Student loan debt is a real challenge for many people, particularly recent graduates out there trying to find work that, in some cases, just isn't there. When keeping up with student loans becomes not only challenging, but impossible, some may wonder whether bankruptcy can provide them with a way out of the mire. The answer is that it can, but only under certain circumstances.
While debtors used to be able to discharge student loans in bankruptcy like most other debts, that changed in 1976. Under federal law, student loans can only be discharged in bankruptcy when continuing to pay them would place an "undue hardship" on the debtor. This high standard is measured by what is known as the Brunner test, which comes from a 1987 federal court decision.
Under the Brunner test, there are several conditions for receiving a discharge of student loans in bankruptcy. These are:
- The debtor is unable to maintain a "minimal" standard of living based on current income and expenses
- These circumstances are likely to persist for a significant portion of the repayment period
- The debtor has made good faith efforts to repay the loans.

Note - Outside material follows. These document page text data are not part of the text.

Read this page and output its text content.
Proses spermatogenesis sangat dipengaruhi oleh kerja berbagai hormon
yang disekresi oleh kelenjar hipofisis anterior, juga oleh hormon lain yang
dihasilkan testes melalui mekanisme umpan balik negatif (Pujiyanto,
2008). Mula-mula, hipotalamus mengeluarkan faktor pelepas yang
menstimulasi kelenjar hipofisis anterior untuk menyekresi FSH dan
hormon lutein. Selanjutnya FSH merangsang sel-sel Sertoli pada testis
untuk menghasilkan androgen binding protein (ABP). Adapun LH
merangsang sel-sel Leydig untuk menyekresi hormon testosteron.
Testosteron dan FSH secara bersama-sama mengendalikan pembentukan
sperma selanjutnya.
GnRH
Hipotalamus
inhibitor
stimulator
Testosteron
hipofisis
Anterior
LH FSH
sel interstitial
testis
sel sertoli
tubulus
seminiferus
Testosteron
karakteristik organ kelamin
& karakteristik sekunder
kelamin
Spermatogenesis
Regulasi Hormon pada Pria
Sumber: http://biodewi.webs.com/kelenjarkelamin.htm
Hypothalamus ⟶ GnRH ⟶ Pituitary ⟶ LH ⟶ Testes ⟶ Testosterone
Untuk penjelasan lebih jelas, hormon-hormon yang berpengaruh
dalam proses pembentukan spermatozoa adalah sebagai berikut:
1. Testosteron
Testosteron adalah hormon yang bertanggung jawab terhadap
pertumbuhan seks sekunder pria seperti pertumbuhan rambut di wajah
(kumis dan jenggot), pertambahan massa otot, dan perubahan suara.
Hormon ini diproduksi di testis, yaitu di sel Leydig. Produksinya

In practice, it is very difficult to meet the requirements for attaining a discharge of student loans in bankruptcy. Because of the difficulty of meeting the standard, many people don't even bother trying. Something like 1,000 people per year attempt to bring undue hardship claims, but there are no numbers indicating how many are successful.
Those who feel they may have a case for undue hardship should speak to their bankruptcy attorney to determine what options are on the table and the best way to proceed.